As a participant in a training program, how can you make sure that you get the most from what you learn?
Even if your manager fails to help you get the most out of the program. Or, if even the trainer fails to be an effective trainer, it is still up to you to not waste your time, or your employer’s or your money. If you aren’t prepared to do what is necessary to get the most out of the program, then don’t go.
- Plan ahead of time. As I mentioned in the earlier post, meet with your manager to discuss what you hope to get out of the training. Discuss your plans for how you will be able to use these new skills to be even more productive. This is especially important if you are making a case for your employer to pay for training that you want to attend. It is up to you to show how the cost of the program will pay for itself multiple times over.
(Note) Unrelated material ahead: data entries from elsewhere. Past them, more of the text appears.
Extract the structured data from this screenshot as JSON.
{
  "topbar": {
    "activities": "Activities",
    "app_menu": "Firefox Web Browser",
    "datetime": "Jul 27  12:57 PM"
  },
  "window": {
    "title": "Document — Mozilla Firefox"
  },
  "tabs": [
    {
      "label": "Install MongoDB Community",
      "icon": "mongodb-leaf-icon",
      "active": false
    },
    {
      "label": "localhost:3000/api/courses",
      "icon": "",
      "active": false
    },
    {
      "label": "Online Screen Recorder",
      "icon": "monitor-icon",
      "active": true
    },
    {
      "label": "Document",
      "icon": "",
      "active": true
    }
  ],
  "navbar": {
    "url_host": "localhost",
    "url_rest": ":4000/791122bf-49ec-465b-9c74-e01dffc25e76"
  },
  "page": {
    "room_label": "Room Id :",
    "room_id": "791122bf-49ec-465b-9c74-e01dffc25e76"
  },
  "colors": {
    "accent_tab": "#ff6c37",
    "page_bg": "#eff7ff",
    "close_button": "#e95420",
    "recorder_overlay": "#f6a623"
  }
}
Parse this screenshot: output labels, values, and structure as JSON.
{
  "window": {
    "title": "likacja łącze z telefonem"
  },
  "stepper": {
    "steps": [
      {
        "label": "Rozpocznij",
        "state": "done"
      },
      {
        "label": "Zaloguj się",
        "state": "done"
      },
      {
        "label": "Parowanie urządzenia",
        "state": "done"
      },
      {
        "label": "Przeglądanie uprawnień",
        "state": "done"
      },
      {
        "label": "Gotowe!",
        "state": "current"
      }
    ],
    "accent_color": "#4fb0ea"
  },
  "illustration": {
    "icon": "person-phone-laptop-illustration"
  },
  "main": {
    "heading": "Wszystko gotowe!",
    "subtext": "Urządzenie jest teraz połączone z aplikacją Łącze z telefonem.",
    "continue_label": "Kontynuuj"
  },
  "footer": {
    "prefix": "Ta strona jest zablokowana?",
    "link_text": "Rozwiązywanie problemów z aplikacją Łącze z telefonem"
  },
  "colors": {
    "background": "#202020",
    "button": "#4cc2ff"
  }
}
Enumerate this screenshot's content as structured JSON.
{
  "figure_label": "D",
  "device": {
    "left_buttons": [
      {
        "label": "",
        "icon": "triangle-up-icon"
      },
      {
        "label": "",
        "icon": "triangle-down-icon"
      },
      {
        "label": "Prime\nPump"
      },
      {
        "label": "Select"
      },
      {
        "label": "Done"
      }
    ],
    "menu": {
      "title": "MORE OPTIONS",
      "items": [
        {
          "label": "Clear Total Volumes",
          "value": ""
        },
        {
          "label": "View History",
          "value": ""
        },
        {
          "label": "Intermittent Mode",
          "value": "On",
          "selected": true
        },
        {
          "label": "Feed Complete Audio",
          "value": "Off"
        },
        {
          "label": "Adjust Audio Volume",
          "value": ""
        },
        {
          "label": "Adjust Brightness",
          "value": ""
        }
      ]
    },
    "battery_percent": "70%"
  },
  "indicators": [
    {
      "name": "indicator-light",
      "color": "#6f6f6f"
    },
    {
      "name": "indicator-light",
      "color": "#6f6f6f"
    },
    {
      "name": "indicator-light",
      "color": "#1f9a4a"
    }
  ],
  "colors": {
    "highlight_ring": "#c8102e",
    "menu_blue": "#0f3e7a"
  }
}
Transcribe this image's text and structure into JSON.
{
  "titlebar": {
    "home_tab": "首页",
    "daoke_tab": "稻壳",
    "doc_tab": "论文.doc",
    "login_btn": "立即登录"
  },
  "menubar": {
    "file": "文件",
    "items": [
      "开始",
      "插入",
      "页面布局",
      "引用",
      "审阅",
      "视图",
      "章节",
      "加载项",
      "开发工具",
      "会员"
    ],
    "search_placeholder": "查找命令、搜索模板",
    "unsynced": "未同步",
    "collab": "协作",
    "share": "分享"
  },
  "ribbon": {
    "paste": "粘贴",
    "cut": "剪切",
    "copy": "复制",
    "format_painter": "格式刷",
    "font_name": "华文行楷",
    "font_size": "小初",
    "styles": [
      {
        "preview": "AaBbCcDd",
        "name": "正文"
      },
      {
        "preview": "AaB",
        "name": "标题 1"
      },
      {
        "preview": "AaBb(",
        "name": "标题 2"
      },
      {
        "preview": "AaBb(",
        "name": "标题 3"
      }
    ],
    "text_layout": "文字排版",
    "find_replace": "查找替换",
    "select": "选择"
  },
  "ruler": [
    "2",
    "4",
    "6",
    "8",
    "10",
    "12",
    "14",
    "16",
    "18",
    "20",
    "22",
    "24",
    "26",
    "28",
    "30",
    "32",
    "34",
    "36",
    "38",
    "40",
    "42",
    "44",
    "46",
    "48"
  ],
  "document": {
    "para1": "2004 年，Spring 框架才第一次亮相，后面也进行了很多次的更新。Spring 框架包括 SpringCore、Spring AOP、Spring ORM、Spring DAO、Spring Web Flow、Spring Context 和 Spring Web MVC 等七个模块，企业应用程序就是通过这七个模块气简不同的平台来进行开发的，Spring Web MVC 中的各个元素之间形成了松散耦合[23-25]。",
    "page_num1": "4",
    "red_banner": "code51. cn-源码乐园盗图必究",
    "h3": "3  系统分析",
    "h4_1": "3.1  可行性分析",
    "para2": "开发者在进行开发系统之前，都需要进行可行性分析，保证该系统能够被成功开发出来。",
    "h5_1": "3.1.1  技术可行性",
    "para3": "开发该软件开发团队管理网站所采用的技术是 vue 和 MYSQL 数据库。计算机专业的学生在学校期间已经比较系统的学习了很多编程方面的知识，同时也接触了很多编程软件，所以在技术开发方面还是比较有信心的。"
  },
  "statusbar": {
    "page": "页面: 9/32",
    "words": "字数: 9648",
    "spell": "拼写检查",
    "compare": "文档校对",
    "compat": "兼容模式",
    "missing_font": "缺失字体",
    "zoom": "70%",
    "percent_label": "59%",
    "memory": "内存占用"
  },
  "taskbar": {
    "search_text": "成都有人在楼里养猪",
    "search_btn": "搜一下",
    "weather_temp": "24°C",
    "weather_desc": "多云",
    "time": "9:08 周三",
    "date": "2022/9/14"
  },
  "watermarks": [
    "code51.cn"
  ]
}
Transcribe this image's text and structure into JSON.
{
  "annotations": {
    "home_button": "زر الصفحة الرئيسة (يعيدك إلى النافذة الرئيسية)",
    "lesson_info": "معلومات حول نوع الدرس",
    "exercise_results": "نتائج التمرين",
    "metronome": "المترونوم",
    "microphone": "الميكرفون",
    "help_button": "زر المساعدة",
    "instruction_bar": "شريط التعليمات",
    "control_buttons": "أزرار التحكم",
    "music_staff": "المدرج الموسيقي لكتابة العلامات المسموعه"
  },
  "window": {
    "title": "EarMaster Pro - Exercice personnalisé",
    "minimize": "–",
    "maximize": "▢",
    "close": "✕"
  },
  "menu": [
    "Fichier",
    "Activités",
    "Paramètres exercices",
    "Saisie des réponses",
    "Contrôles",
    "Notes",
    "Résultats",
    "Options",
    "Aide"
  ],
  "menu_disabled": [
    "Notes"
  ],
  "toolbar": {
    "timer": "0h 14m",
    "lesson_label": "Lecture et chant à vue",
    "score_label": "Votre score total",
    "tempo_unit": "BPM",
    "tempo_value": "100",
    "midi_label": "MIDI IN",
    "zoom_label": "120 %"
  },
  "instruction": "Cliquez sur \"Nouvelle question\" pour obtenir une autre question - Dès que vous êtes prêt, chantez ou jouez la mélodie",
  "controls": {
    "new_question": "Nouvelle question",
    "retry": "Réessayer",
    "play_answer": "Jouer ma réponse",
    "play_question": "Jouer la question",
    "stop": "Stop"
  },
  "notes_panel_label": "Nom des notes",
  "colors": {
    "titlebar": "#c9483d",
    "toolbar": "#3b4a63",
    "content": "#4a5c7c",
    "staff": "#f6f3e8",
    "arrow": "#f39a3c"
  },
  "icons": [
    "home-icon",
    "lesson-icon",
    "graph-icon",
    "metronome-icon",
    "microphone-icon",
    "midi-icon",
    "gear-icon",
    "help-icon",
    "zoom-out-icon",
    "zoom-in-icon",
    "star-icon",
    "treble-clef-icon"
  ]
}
- Be an active participant. While at the training, actively participate. You should be asking clarifying questions, contributing to group discussions, and identifying ways to apply what you are learning to your day-to-day work. You need to take notes as if you are taking notes for someone else, because you are. Weeks or months later you will be reading these notes trying to remember what you wanted to remember from your notes. Your notes will also be used for the next step.
- Teach what you learned. Once you return from the training, review your notes and prepare to teach someone what you learned. At the very least you should create a training report for your team that outlines what you learned. Consider spending time at your next team meeting providing an overview of the program with some of the key take-aways that you found particularly useful. The very act of training someone about something you learned will help solidify your learning. You may have heard ‘the best way to learn is to teach’. I have seen this proven countless times.
It really is up to you to get as much as you can from a training program. Don’t be lured by excuses, like the trainer wasn’t effective. In almost every training program I have attended, there are always at least a few nuggets in the content that is useful.
What techniques do you use to get the most from a training program?
What has been your experience trying to teach someone else something that you learned?